When Charles Dickens visited the United States in 1842, he visited several bars in the Five Points area of Manhattan, just east of today’s Centre Street & north of Worth Street, a neighborhood which at the time had both large black and Irish populations. Tap dancing was invented here by combining Irish step-dancing and African rhythmic patterns. Another account of musical life by journalist George Goodrich Foster gives an even more vivid picture of the musical and sexual atmosphere. The author tries to correlate these anecdotes to illustrate how musical exuberance, dancing and sexual acts occurred.
The 1987 movie Dirty Dancing, starring Patrick Swayze and Jennifer Grey exploited a cultural banality of people’s feeling about dancing and sex. Boogie Nights, the 1997 film about a young nightclub dishwasher who becomes a porn star ties the cultural myth about dancing halls and sex.
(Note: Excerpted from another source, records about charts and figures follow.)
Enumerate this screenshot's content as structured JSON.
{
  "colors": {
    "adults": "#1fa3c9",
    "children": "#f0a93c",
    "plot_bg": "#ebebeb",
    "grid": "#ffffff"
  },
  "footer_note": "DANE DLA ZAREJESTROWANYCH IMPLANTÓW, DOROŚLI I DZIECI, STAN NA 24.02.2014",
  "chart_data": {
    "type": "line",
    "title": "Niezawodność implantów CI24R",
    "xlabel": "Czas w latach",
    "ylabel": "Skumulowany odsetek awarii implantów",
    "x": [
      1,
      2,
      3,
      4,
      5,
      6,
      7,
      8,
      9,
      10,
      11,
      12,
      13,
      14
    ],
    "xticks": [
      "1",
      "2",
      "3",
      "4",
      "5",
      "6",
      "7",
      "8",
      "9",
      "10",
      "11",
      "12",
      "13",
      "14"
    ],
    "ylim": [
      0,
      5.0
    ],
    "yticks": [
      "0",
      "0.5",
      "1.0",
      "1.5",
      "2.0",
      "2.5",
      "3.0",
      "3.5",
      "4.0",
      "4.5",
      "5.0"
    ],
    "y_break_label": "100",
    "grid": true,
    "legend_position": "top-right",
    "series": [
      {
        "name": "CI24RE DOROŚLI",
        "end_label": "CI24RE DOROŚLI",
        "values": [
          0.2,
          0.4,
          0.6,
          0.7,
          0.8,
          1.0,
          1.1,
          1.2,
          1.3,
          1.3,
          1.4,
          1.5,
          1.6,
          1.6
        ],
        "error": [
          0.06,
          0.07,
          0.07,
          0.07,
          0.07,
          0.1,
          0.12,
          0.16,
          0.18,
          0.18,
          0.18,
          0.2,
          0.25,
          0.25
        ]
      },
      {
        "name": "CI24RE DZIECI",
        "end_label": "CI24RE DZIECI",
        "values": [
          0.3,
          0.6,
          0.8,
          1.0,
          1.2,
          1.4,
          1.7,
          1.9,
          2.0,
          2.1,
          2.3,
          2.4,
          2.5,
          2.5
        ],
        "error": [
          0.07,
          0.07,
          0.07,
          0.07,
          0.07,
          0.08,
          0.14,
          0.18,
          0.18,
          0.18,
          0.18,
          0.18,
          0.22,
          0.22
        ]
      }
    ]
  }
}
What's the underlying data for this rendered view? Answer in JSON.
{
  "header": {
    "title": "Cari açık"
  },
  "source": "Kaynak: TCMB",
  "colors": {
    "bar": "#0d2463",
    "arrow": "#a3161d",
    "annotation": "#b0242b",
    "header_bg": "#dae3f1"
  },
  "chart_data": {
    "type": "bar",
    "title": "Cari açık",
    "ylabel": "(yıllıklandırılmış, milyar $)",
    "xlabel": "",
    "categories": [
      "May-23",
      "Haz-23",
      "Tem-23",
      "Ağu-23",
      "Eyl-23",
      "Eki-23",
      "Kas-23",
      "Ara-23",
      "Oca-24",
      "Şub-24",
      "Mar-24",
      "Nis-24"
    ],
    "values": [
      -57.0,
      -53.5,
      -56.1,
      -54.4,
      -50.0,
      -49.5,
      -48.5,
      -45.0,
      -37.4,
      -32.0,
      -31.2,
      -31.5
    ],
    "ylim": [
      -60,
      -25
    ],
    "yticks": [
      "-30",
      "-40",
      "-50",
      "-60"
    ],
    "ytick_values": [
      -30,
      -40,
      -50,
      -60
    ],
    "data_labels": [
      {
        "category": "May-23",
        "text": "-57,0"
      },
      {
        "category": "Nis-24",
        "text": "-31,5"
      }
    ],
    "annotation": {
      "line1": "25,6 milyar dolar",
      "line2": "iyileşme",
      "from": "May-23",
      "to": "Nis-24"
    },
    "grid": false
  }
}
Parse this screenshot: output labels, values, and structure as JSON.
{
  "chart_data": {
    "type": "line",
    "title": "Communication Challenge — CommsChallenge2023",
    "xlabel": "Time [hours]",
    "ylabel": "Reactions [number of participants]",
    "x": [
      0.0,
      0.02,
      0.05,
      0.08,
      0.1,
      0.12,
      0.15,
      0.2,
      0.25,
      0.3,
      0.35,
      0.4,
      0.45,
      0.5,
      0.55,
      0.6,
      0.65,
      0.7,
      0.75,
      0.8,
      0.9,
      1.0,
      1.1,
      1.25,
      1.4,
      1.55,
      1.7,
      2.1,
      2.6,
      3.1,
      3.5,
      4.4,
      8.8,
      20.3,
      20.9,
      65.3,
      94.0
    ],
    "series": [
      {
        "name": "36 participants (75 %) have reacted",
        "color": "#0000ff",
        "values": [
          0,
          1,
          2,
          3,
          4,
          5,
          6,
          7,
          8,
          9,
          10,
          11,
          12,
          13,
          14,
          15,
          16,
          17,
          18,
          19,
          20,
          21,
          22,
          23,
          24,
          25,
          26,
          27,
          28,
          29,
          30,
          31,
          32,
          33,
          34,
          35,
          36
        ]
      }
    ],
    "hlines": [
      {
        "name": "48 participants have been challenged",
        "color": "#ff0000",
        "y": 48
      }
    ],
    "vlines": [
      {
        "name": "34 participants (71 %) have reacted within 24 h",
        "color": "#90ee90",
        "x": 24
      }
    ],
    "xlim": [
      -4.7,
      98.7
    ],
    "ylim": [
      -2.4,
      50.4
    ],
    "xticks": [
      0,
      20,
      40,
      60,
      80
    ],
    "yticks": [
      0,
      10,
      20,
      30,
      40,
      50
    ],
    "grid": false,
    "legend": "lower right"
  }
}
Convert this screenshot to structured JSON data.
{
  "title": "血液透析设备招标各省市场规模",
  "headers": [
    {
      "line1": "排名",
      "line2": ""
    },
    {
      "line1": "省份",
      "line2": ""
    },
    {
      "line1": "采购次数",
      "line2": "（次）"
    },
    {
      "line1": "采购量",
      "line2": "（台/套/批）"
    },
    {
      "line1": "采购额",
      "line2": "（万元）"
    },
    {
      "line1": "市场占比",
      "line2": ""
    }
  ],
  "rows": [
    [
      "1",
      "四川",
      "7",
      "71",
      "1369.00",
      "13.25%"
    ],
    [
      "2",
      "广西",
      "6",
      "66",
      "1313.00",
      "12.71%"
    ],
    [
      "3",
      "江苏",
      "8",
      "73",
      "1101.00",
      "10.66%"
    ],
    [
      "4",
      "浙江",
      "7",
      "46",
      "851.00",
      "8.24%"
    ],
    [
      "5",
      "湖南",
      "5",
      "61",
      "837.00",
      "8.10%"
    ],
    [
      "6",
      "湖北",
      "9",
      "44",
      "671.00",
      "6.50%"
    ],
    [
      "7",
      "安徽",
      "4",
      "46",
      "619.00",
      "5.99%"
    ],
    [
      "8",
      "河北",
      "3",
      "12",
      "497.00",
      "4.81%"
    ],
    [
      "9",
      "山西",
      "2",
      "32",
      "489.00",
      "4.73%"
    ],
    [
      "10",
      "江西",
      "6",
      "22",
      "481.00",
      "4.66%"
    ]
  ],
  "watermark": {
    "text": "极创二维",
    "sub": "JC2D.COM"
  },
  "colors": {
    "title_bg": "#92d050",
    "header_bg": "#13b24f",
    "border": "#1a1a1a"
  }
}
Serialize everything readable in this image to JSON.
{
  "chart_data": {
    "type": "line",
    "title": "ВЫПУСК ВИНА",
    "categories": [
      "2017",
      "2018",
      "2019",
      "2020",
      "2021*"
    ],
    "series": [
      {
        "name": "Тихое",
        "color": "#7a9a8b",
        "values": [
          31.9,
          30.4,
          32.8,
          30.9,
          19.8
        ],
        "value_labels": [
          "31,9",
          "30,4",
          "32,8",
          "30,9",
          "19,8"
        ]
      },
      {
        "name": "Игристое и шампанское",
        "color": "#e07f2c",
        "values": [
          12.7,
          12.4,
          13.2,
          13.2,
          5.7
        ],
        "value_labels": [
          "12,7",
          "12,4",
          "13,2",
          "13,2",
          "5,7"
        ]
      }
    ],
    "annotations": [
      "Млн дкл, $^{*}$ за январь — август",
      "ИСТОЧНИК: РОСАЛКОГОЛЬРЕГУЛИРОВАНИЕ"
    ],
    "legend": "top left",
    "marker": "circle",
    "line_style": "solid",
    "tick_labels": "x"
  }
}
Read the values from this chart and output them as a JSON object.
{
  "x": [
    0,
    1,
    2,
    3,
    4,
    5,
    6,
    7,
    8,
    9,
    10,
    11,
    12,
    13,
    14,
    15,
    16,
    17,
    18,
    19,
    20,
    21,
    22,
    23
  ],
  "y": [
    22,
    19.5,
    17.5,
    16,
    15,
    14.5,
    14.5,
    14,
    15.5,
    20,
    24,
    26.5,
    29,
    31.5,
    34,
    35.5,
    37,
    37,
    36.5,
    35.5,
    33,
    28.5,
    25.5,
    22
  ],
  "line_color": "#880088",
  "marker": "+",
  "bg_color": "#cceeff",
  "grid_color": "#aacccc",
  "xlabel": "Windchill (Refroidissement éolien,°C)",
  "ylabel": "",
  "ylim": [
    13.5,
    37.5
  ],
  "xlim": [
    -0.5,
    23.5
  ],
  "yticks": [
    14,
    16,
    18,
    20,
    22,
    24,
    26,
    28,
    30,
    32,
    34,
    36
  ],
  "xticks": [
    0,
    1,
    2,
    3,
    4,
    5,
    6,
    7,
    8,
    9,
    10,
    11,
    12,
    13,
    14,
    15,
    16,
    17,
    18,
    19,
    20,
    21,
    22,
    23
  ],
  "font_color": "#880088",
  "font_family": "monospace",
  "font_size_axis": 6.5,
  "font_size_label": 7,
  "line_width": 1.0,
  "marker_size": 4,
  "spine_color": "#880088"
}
The Argentine tango, a musical genre and accompanying social dance originating at the end of the 19th century in the brothels of Buenos Aires around the same time as the emergence of ragtime in New York. The author points out that ragtime, a new musical, and dance form was composed by black musicians, to be played in dance halls and brothels was rarely written down but it is the first identifiable style of jazz. Many of these places were multi-racial venues, known also as “black and tans” which the vice crusaders campaigned against. This devastated the City’s nightlife and undermined many of its musical venues. It targeted black-run clubs to racially divide the social life.
Everybody’s Doin’ It is a follow-up from Cockrell’s previous book, Demons of Disorder. This book integrates the history of working-class culture and openness of sexuality in New York. The author is musicologist and not a social historian. He traces the birth of jazz music in the dance halls and dives of New York City, but the book chapters do not flow well from one to another, and images and illustrations shown in this book has white folks in the dance hall and never shows a mixed gatherings of blacks and whites.